I'm married! This is the first time after my marriage, held on the 31st of May 2012, that I'm posting something on my blog. Why do I need to do this? Just like that, you know jess-like-that.

It's been a jarring journey, fraught with treachery, bigotry and schemes but handled with love, patience and a lot of brain. I feel like I'm a different person now, I view things differently and choose not to react instantaneously. I've gotten better at spotting fake smiles and concerns. I'm learning to play along. I understand that you must prove yourself with actions, to the people who are important enough, to the rest, you need to the rest you needn't give two hoots and a subset of the latter, you need to watch out for from the corner of your eye. Actions might not be coherent with the motives and sometimes people deliberately mislead; discretion is needed at every step of life.

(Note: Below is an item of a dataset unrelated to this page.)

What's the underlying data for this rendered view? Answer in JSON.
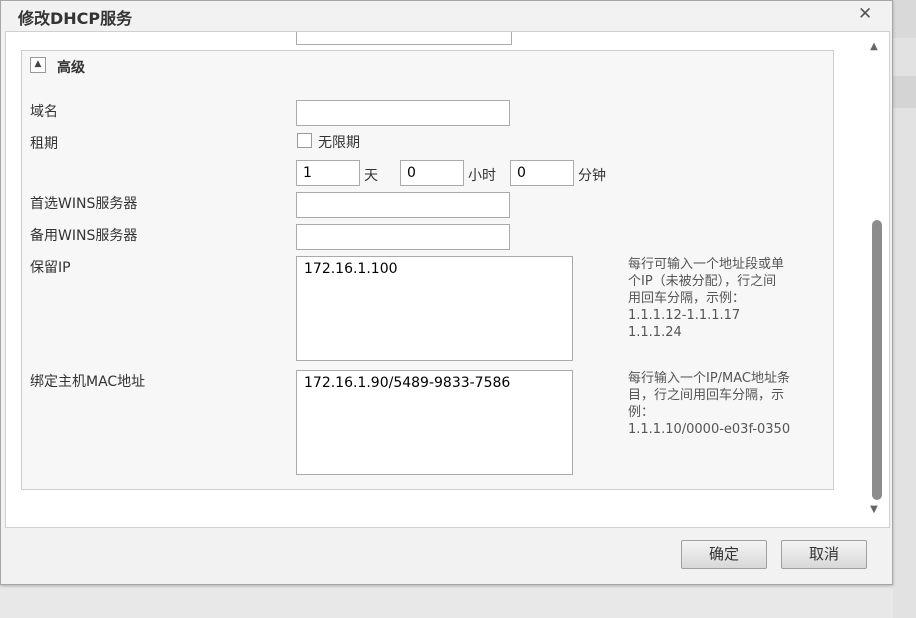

A week odd after our marriage, I was once got spooked at night when a hand reached out to me in sleep, realizing it was my wife's, I heaved a sigh of relief and then suddenly I had mixed feelings. I reflected on how easy it was before, when we were girl-friend and boy-friend and how different it felt now. There was so much work to take care of now and the concept of personal space had fizzled away right from the day of the marriage and there were moments that I missed being single.

However I looked on the brighter side, here I am with the person I was pining to be with and we're both beside each other all the time once we're back from work. We have so much to talk, so much to joke and tease and pull each other's leg about, so much to plan and dream. We take care of work together and we're so close to each other, so close that it would've been impossible to imagine it till the time we actually started to live together. Then a thought flashed past my mind, what if had to stay away from her now...and it sent shivers down my spine. I touched her sleeping face, smiled and slept.

Man! What a steep learning curve. What do I feel like right now? Sleepy, very sleepy.